Это было донесение о боевом столкновении, в котором сообщалось об атаке орков в секторе 1–13, имевшей место два с половиной часа назад. Однако Делиаса больше заинтересовало не само донесение, а прилагаемый к нему отчет, где говорилось о событии, которое непосредственно предшествовало атаке. В отчете содержалась информация о крушении на нейтральной полосе десантного модуля с ротой гвардейцев на борту. Читая отчет, Делиас все больше убеждался, что это именно то, что он так долго искал. Само собой разумеется, что изложение событий надо было немного переписать. Чтобы комиссар Вальк остался доволен, требовалось совершенно бессмысленную гибель людей превратить в громогласную победу. Все необходимые элементы теперь были у него под рукой, надо было только слегка подкорректировать детали, так чтобы события в секторе 1–13 наилучшим образом соответствовали его цели. «Да-да, это именно то, что мне нужно! — думал Делиас, лихорадочно перебирая целую серию возможных заголовков. — „Десант из космоса срывает атаку врага!“ „Победный прорыв по всему сектору!“ „Беспорядочное отступление орков!“»
Затем новый заголовок пришел ему в голову, и по пробежавшим по шее мурашкам он понял, что попал в десятку.
«Разгром орков в секторе 1–13: победоносное прибытие 14-го Джумаэльского!»
С блаженной улыбкой на лице Делиас взял в руки стилус и принялся писать духоподъемный репортаж об этом яростном сражении, умело вплетая в повествование весь свой набор дежурных выражений и фраз, который накопился у него за долгие годы работы пропагандиста. «Героическое сопротивление! Самоотверженная оборона! Триумф веры и праведного гнева над дикостью ксеносов!» Правда, иногда, когда он задумывался над конструкцией нового предложения, так чтобы придать ему больше риторической выразительности и агитационного пыла, неясный, едва слышный голос совести все же тревожил его очерствевшую душу, но Делиас уже давно научился не обращать на это внимания. «Не моя же в том вина, — говорил себе он, — что мне приходится лгать и искажать факты. Всем ведь известно, что правда погибает на войне первой». Как офицер службы информации, он просто обязан был подходить к своей работе творчески, иначе рисковал сыграть на руку неприятелю. Да, он всего лишь исполнял свой долг, не более…

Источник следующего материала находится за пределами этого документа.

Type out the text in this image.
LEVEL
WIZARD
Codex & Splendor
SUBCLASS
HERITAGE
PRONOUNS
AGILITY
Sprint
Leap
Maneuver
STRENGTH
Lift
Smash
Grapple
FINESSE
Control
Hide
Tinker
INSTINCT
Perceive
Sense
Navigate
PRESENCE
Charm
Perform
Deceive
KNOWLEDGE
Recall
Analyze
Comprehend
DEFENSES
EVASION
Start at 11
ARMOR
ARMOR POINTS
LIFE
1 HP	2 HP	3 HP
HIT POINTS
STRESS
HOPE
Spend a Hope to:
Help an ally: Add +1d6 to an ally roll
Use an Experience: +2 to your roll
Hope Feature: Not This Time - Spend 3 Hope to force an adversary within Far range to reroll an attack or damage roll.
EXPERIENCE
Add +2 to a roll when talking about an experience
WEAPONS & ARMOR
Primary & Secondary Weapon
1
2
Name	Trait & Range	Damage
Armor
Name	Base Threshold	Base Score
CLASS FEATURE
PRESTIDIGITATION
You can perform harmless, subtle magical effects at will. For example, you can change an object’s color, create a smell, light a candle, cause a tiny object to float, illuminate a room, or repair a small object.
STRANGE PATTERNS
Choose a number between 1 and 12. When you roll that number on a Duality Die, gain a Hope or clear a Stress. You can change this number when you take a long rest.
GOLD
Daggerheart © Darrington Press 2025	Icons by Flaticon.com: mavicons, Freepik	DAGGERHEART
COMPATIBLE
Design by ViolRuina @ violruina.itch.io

И в конце концов, разве не главным было сейчас поддержать в солдатах боевой дух, используя все возможное, что только в человеческих силах?
— Пожар… — с нескрываемой злобой произнес Давир, когда они уже сидели в стрелковой траншее. — Вот что я хотел бы увидеть! Пожар, который бы выжег все здание ставки, а также всех тех тупых ублюдков, кто там находится! А если бы пламя охватило штаб командования сектора, было бы еще лучше! Это, в общем-то, не так уж и трудно сделать… Дали бы мне только гранатомет да пару зажигательных зарядов, я б в одно мгновение сжег оба этих проклятых объекта!
Ошеломленный, боясь поверить собственным ушам, Ларн молча выслушал его очередную тираду. С тех пор как они короткими перебежками наконец достигли траншеи, прошло уже полчаса, и незаметно неиссякаемый поток жалоб Давира вдруг сменился пространными рассуждениями, в которых он открыто разбирал варианты уничтожения высшего командного состава при ставке, ответственного за ход военной кампании в Брушероке. Однако еще более невероятным для Ларна оказался тот факт, что все остальные в траншее просто сидели и слушали, как будто это была самая обычная в мире вещь — свободно говорить об убийстве командиров и открыто призывать к мятежу. Чем дольше длился монолог Давира, тем меньше и меньше оставалось у Ларна сомнений в том, отчего война за этот город идет столь плачевно. Если такие настроения характерны для всех его защитников — чему удивляться?